2. If it doesn’t float away, it will pop. LOUDLY. This will most likely happen when you are in the car trying to merge onto a six lane highway with the grill of a tractor trailer bearing down on you in your rear-view mirror. Once you regain control of the vehicle, and your heart rate, you will soothe your child as they hold the sad, shriveled latex that now represents everything that is wrong with your parenting skills and their world at large. The car ride will then deteriorate into a torturous, whiny affair; similar to most outings with your kids except today it is about the balloon.
3. If the balloon actually makes it home, it will then become the center of your child’s universe and the bane of your existence. It will repeatedly rise to the ceiling out of your child’s reach at which time they will scream “MOM” until you come and they pinky swear to hold onto it TIGHT! But because a pinky swear with a toddler is really only valid until you leave the room, that same balloon will get stuck in a ceiling fan in the middle of the night. The entire house will wake up because it sounds like an AK-47 assault rifle is spraying bullets everywhere. After 30-minutes spent restoring order, you concede that the only way the balloon’s owner can be soothed back to sleep is to have said balloon in their bedroom with them. Other children without a balloon will writhe on the floor distraught because they do not have a balloon for their room. You will let balloonless child/children sleep in your bed and get approximately 1 more hour of sleep.
4. The only thing worse than a balloon is a balloon animal. The talented folks who provide these intricate designs are called Balloonatics. The literal interpretation of that title is: LUNATICS WITH BALLOONS. After entertaining your child in line for an hour, you receive the requested balloon animal that, ultimately, does not look at all like they expected. After approximately 20 seconds of “fixing”, your child hands you all that remains of his efforts which is an absurdly long, boring balloon. You twist it, turn it, and get one part to vaguely resemble a head which flattens back out again when you twist the other end. The Balloonatic line now snakes twice its previous distance. You vow that this new balloon animal will not be touched by your child. EVER. You sigh, file in behind 100 other frazzled parents and pass the 90 minute wait by allowing your child to rub the long, boring balloon on your head creating static and making your hair stand on end.
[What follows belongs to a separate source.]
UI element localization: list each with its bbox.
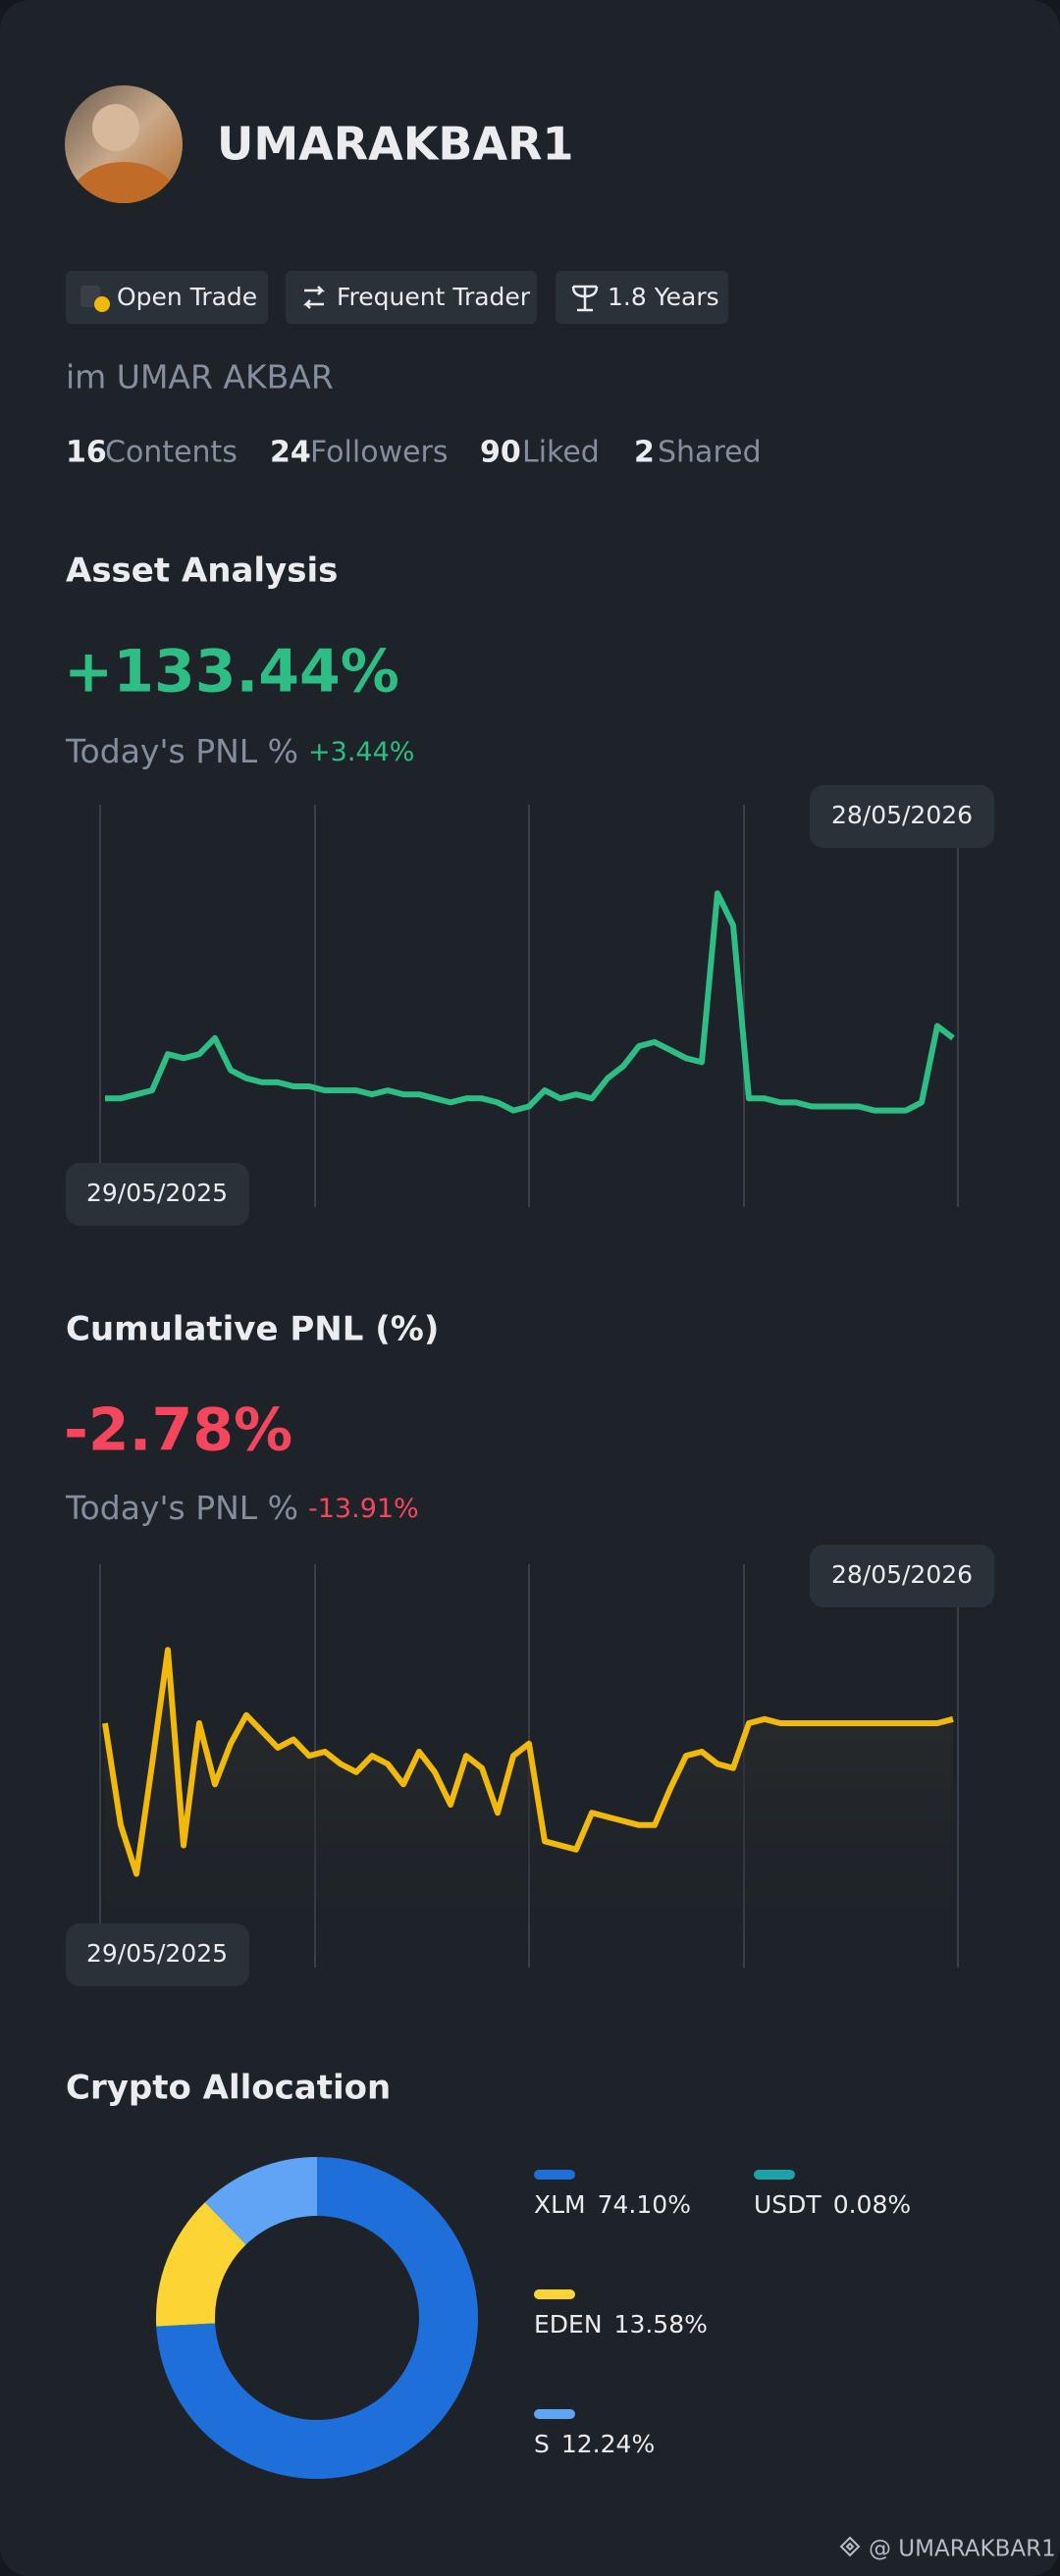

5. Mylar balloons NEVER, EVER DEFLATE. Make sure you pick one you really, really like and that possibly matches your home décor because that puppy is going to stick around a while. Recently, while my neighbors were vacationing, a Mylar balloon completely took over their house. Like a bad house guest, it just drifted from room to room, making itself at home and triggering motion detectors, alarms and ultimately the police along the way. It bumped into all kinds of objects and never popped or lost air. Mylar is the devil’s handiwork. There are actual statistics stating that Mylar balloons can last for months. MONTHS. They are like the lice of the kid’s amusement world.